John presumed that having heard his words, as their circumstances changed, they would again ask, “What are we to do?”  The answers would not come from the prophet’s lips but rather from within their own hearts.  Thus, if those who were newly washed in the Jordan had the opportunity and obligation to bear fruits of repentance, certainly those who would receive the far greater baptism with the Spirit and the fire bestowed by Christ would be expected to bear such fruits as well.  John clearly indicated that the opportunity and obligation to do so would appear right in front of them.       

The word repentance in Greek is metanoia, which literally means a change of mind that determines how one lives.   

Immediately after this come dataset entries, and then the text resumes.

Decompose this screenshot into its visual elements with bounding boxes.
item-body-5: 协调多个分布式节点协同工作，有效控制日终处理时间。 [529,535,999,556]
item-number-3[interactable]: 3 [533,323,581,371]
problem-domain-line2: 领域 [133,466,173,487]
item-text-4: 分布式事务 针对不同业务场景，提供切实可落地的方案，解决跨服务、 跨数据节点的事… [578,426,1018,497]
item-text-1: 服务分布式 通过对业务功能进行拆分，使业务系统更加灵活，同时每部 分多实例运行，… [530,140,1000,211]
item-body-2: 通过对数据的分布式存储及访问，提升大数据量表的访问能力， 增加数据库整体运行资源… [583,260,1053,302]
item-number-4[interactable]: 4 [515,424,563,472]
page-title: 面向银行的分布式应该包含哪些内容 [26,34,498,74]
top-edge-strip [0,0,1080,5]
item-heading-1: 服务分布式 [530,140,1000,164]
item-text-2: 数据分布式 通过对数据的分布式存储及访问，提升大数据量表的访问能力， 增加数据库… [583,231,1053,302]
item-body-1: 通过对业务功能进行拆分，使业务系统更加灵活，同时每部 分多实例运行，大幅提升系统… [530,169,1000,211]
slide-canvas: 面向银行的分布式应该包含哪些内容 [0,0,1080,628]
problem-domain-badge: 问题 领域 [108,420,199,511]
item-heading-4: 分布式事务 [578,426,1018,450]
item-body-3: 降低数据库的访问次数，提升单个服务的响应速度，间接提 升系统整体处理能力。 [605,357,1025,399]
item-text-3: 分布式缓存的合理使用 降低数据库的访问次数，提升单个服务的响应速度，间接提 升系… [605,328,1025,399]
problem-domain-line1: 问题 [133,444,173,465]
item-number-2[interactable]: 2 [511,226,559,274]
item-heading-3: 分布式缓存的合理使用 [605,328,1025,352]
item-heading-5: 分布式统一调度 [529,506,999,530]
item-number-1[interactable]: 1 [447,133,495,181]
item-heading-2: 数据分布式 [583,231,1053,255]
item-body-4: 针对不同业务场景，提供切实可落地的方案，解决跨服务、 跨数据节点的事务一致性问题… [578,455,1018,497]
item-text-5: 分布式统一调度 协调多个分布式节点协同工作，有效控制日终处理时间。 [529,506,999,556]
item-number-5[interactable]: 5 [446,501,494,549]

What opportunities for metanoia (repentance) appear right in front of us now?

What do these opportunities ask of us?

Let me raise the scripture’s question again, but this time about ourselves, “What are we to do?”

*Look at your life.  Recognize the places where it is broken.  With whom do you need to reconcile before the feast of this Christmas?

*Look at how you use power.  Do you use it justly or are you part of the problem?

*Look at what you have in your closet, in your refrigerator, in your wallet, and in your bank account.  If you have two coats and if you possess food in abundance, is it time for YOU to share?

Today’s gospel identifies John’s gruff and blunt demands as Good News!  These demands are targeted at us.  When we hear them in faith, we can recognize them as Good News.  They speak to us of the fruit we can produce.  Once our faith produces fruit, then the world around us begins to change and so do we!  Again, isn’t this Good News? 

Because once other people realize that Jesus remains active in the world as seen through our lives, that new reality consoles and challenges them!

Let us pray –

Holy Spirit, you trouble our hearts with the question, “What are we to do?

Help us recognize how the answers to that question are near at hand, right in front of our faces.

Help us to act on our faith by daily choices we make for reconciliation, for justice, for sharing, and for joy.

May we never cease to ask, “What are we to do?” and may we never stop trusting that you will give us the answer.      AMEN

 

Please note: The preceding sermon is provided as a resource for the thought, prayer, and meditation of the members and friends of St. Mark's. It is the residue of a verbal event, and thus it does not have academic footnotes and other details that would be expected in a written document. The writer gladly acknowledges the prior thought and work of many Christians before him.